The Sessions: Human in All Its Complexity
by Lawrence Carter-Long
Tell almost anyone you’re going to see a movie that has something to do with disability and odds are you’ll collide with a whole host of expectations. Disability as traditionally portrayed on film would lead one to expect you were off to see an inspiring yarn about overcoming adversity or perhaps a tragic tale of potential denied by the cruel hand of fate. If that film is released in October odds are you’d be off to see a horror film complete with a disfigured villain hell bent on exacting revenge on a world that has done them wrong.
You probably wouldn’t expect to see a relationship movie and a relationship movie with sex at its core wouldn’t be a likely option.
Until now. With “The Sessions” writer/producer/director Ben Lewin effectively plays against type skillfully sidestepping expectations about what a relationship movie involving disability could be to deliver an often funny, refreshingly subtle chapter in the life of poet Mark O’Brien, a disabled man who hires a sex surrogate in the quest to lose his virginity at the age of 38. The fact “The Sessions” somehow never becomes mawkish or flip about either the films surprising subject matter or its engaging human subjects is perhaps even more remarkable.
Lewin, whose TV credits include “Touched by an Angel,” is a polio survivor himself and his experiences living with the condition clearly helped inform “The Sessions” in important ways. At the screening I attended, which was accompanied with a Q&A by Lewin, his wife who also produced and lead actor John Hawkes, Lewin revealed that he never set out to make a biopic about O’Brien. It was while surfing the internet trawling for “tasteless material” about sex and disability for an sitcom idea called “The Gimp” that Lewin found O’Brien’s 1990 story “On Seeing a Sex Surrogate” which served as a template for the film.
Winter Bone’s John Hawkes plays Mark O’Brien as a disabled everyman, our own sexually inexperienced but earnestly inquisitive Jimmy Stewart. He isn’t a Brando-esque hunk, exuding righteous anger as Daniel Day-Lewis’ did in “My Left Foot” – a groundbreaking performance oddly becoming its own disability stereotype two decades later – no, by channeling O’Brien’s sense of irreverence, a quality clearly shared by Lewin, that keeps “The Sessions” from swimming into melodrama and serves as a buoy for the current of dramatic tension that a less skilled cast, and less informed director could easily overplay.
Lewin navigates the often treacherous waters between comedy and a drama with a light touch, never emphasizing one at the expense of the other or letting audiences forget that much like O’Brien and Helen Hunt’s understated, moving portrayal of his sexual surrogate, Cheryl. Both the subject matter and the manner in which it is presented is almost matter-of-fact, never gratuitous. It is easy to imagine how these scenes could have come off as too intimate or voyeuristic. Lewin gets around this problem by instead of showing O’Brien actually having sex, he invented the character of Father Brendan, the priest Mark confides to played by William H. Macy.

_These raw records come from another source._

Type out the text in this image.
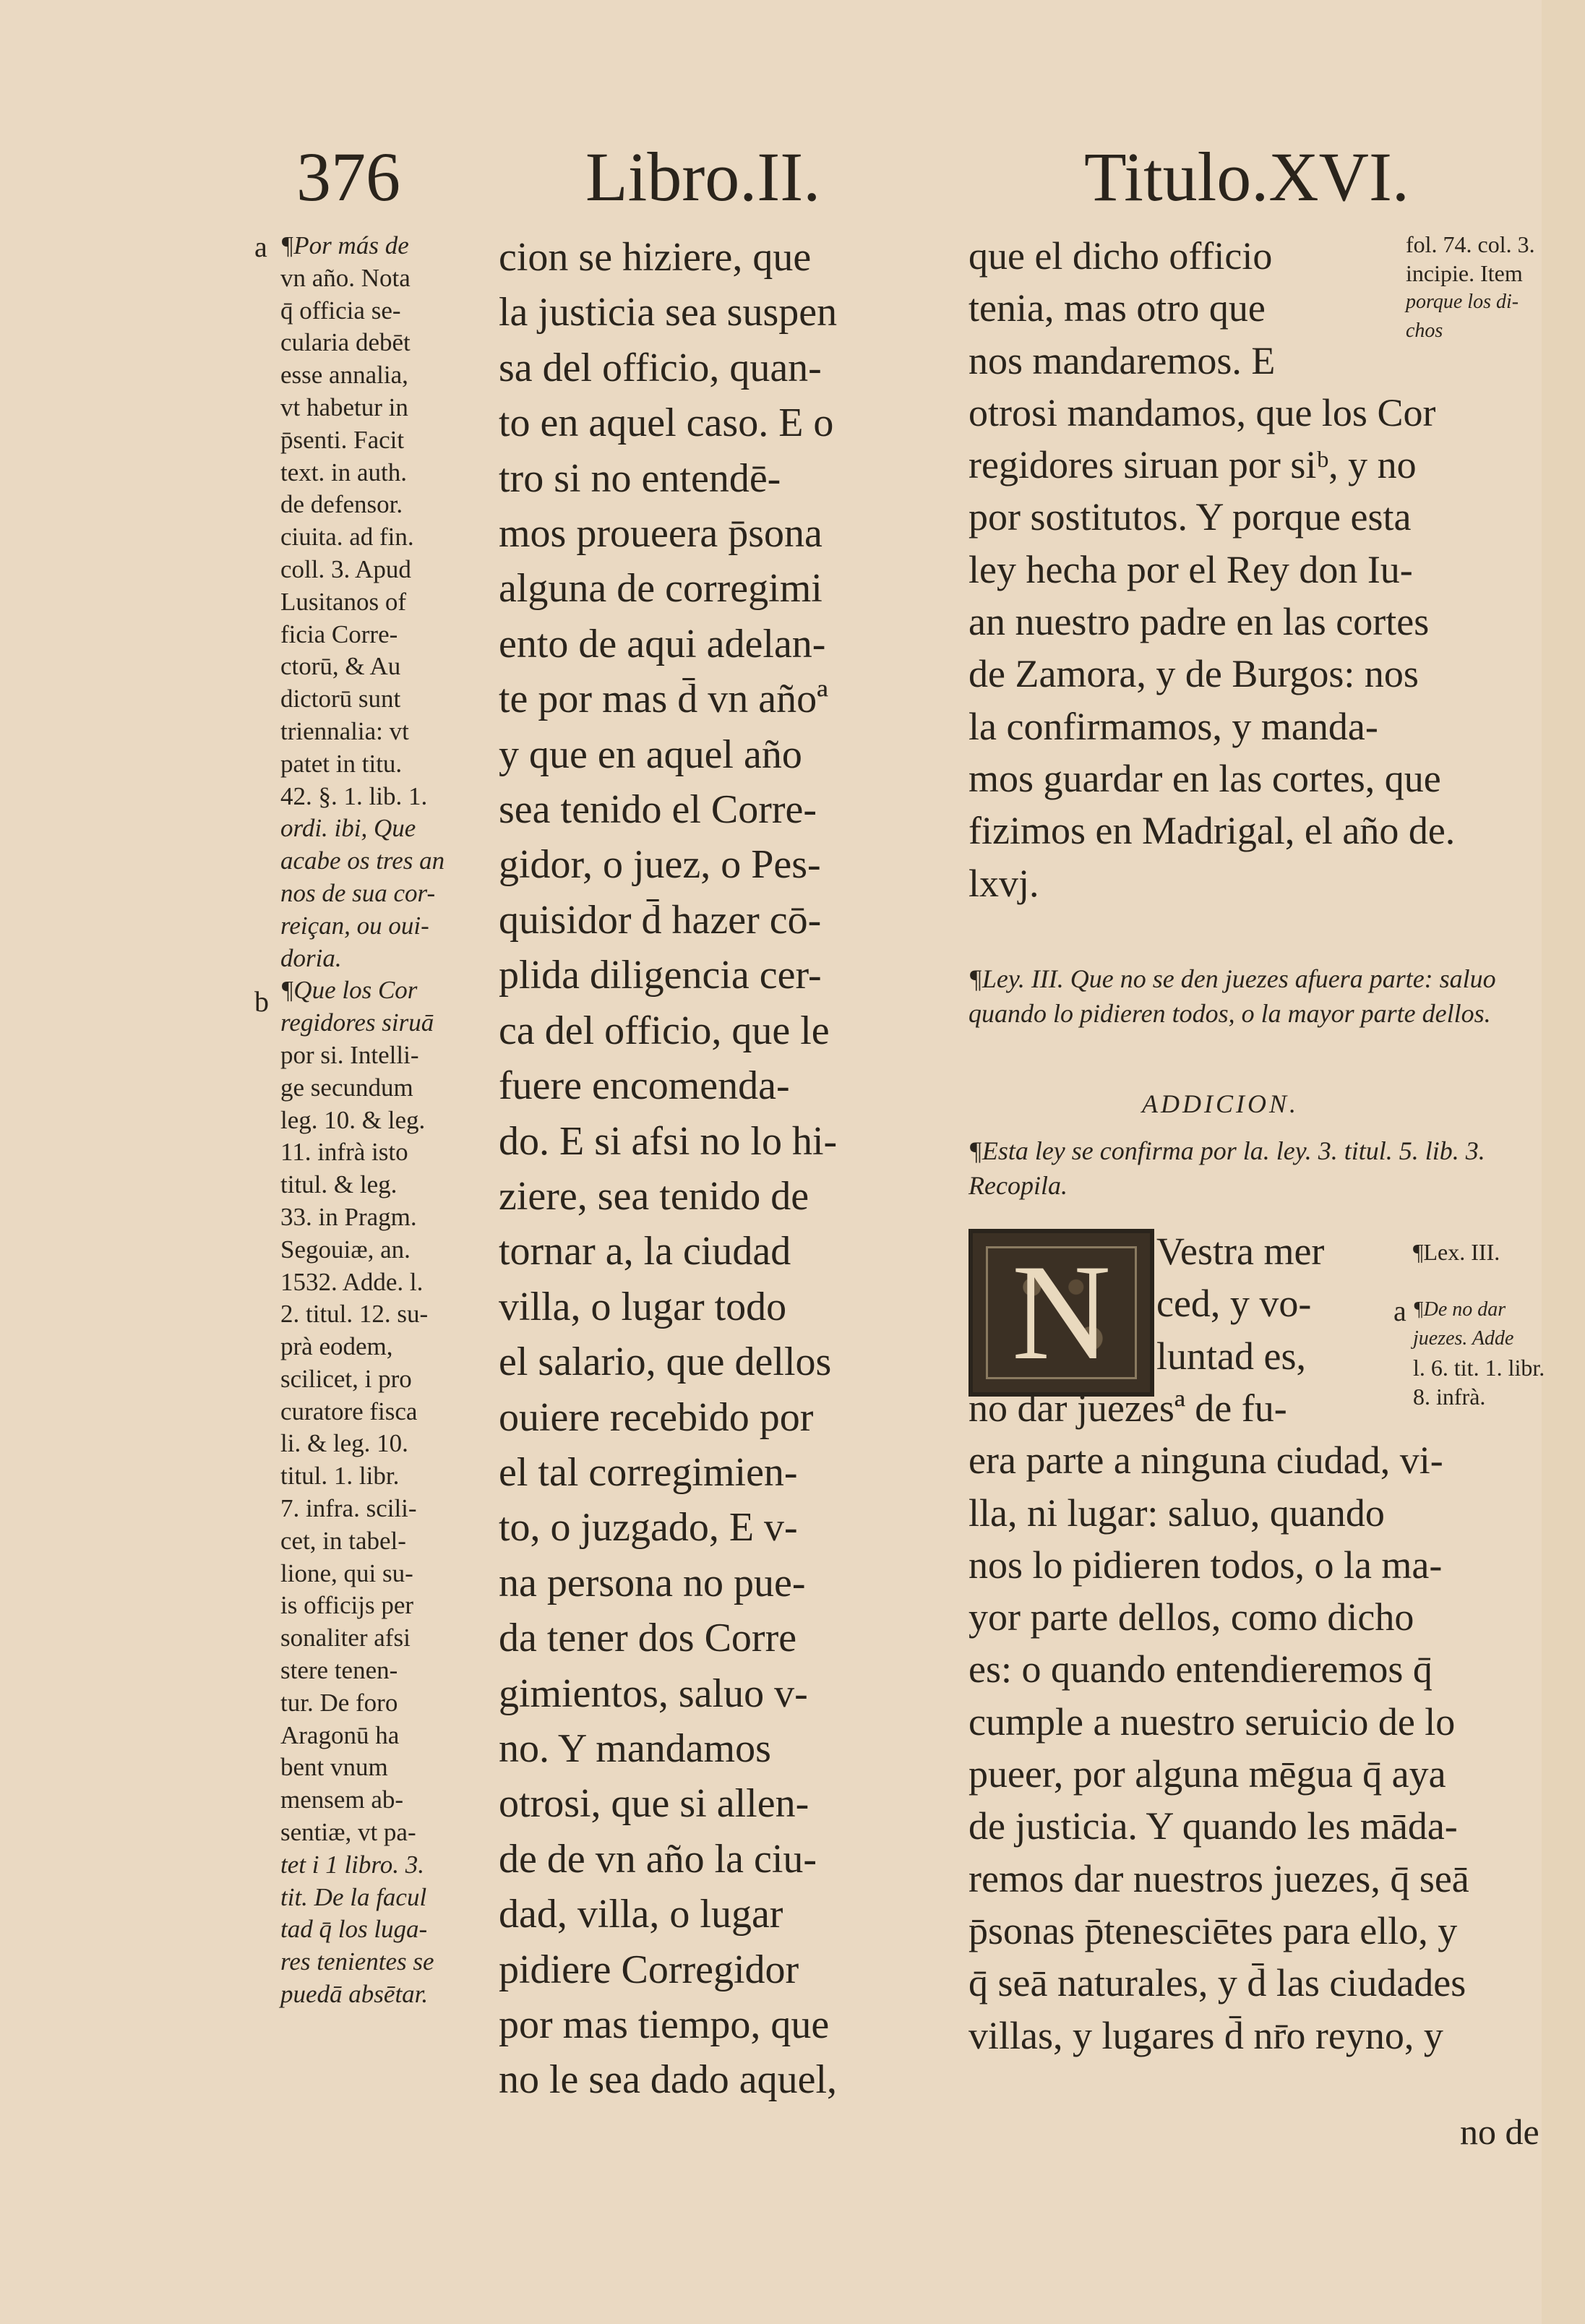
376	Libro.II.	Titulo.XVI.
a
b
¶Por más de
vn año. Nota
q̄ officia se-
cularia debēt
esse annalia,
vt habetur in
p̄senti. Facit
text. in auth.
de defensor.
ciuita. ad fin.
coll. 3. Apud
Lusitanos of
ficia Corre-
ctorū, & Au
dictorū sunt
triennalia: vt
patet in titu.
42. §. 1. lib. 1.
ordi. ibi, Que
acabe os tres an
nos de sua cor-
reiçan, ou oui-
doria.
¶Que los Cor
regidores siruā
por si. Intelli-
ge secundum
leg. 10. & leg.
11. infrà isto
titul. & leg.
33. in Pragm.
Segouiæ, an.
1532. Adde. l.
2. titul. 12. su-
prà eodem,
scilicet, i pro
curatore fisca
li. & leg. 10.
titul. 1. libr.
7. infra. scili-
cet, in tabel-
lione, qui su-
is officijs per
sonaliter afsi
stere tenen-
tur. De foro
Aragonū ha
bent vnum
mensem ab-
sentiæ, vt pa-
tet i 1 libro. 3.
tit. De la facul
tad q̄ los luga-
res tenientes se
puedā absētar.
cion se hiziere, que
la justicia sea suspen
sa del officio, quan-
to en aquel caso. E o
tro si no entendē-
mos proueera p̄sona
alguna de corregimi
ento de aqui adelan-
te por mas d̄ vn añoª
y que en aquel año
sea tenido el Corre-
gidor, o juez, o Pes-
quisidor d̄ hazer cō-
plida diligencia cer-
ca del officio, que le
fuere encomenda-
do. E si afsi no lo hi-
ziere, sea tenido de
tornar a, la ciudad
villa, o lugar todo
el salario, que dellos
ouiere recebido por
el tal corregimien-
to, o juzgado, E v-
na persona no pue-
da tener dos Corre
gimientos, saluo v-
no. Y mandamos
otrosi, que si allen-
de de vn año la ciu-
dad, villa, o lugar
pidiere Corregidor
por mas tiempo, que
no le sea dado aquel,
que el dicho officio
tenia, mas otro que
nos mandaremos. E
otrosi mandamos, que los Cor
regidores siruan por siᵇ, y no
por sostitutos. Y porque esta
ley hecha por el Rey don Iu-
an nuestro padre en las cortes
de Zamora, y de Burgos: nos
la confirmamos, y manda-
mos guardar en las cortes, que
fizimos en Madrigal, el año de.
lxvj.
fol. 74. col. 3.
incipie. Item
porque los di-
chos
¶Ley. III. Que no se den juezes afuera parte: saluo quando lo pidieren todos, o la mayor parte dellos.
ADDICION.
¶Esta ley se confirma por la. ley. 3. titul. 5. lib. 3. Recopila.
N	Vestra mer
ced, y vo-
luntad es,
a
¶Lex. III.

¶De no dar
juezes. Adde
l. 6. tit. 1. libr.
8. infrà.
no dar juezesª de fu-
era parte a ninguna ciudad, vi-
lla, ni lugar: saluo, quando
nos lo pidieren todos, o la ma-
yor parte dellos, como dicho
es: o quando entendieremos q̄
cumple a nuestro seruicio de lo
pueer, por alguna mēgua q̄ aya
de justicia. Y quando les māda-
remos dar nuestros juezes, q̄ seā
p̄sonas p̄tenesciētes para ello, y
q̄ seā naturales, y d̄ las ciudades
villas, y lugares d̄ nr̄o reyno, y
no de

It is to Father Brendan that Mark recounts his escapades in sometimes excruciating, hilarious detail. “The most explicit stuff didn’t happen on the screen—it happened in the confessional—and that automatically made it funny,” said Mr. Lewin. Thoughtful, wry and often hilarious, Macy doesn’t resort to broad comedy, his performance is conflicted and at times perplexed, but always good hearted and good humored. A performance reminiscent of vintage Spencer Tracy, an affable but patient priest who never comes right out in support of or to dismiss O’Brien’s desires, but nevertheless seems to always have a sparkle in his eye signaling understanding – minus shame or titillation – that expresses a solidarity beyond words. O’Brien knows it, and the audience does too.
In fact, these relationships – romantic and otherwise — are the heart and soul of “The Sessions.” From the beginning when Mark shows concern over firing an inept employee – but does it anyway, because well, she’s inept — to his banter with Macy, the dedication shown by his attendants, the frightened phone call for help he makes when the power goes out literally threatening his life, to the disabled friend who opens her apartment – specifically her bedroom – for his sessions with Hunt’s Cheryl there is a interwoven feel to all the relationships in “The Sessions” that seem as specific and unique to O’Brien as they seem natural to those watching.
Mark O’Brien once wrote: “The two mythologies about disabled people break down to one: we can’t do anything, or two: we can do everything. But the truth is, we’re just human.”
As the credits roll the lasting impression left by “The Sessions” is one of community, of connection, of humanity. By not denying the person or the disability out of a sense of misplaced sense of political correctness but rather allowing both, in all their complexities to simply be, the film transcends both expectations and convention.
By allowing O’Brien to be “just human” as he was without imposing anything more “The Sessions” provides the space for audience members to consider the possibility that “just human” encompasses more than they’ve ever imagined, more than they’ve been led to believe.
Lawrence Carter-Long is curator/co-host of “The Projected Image: A History of Disability in Film” presented Tuesdays in October 2012, on Turner Classic Movies in partnership with Inclusion in the Arts.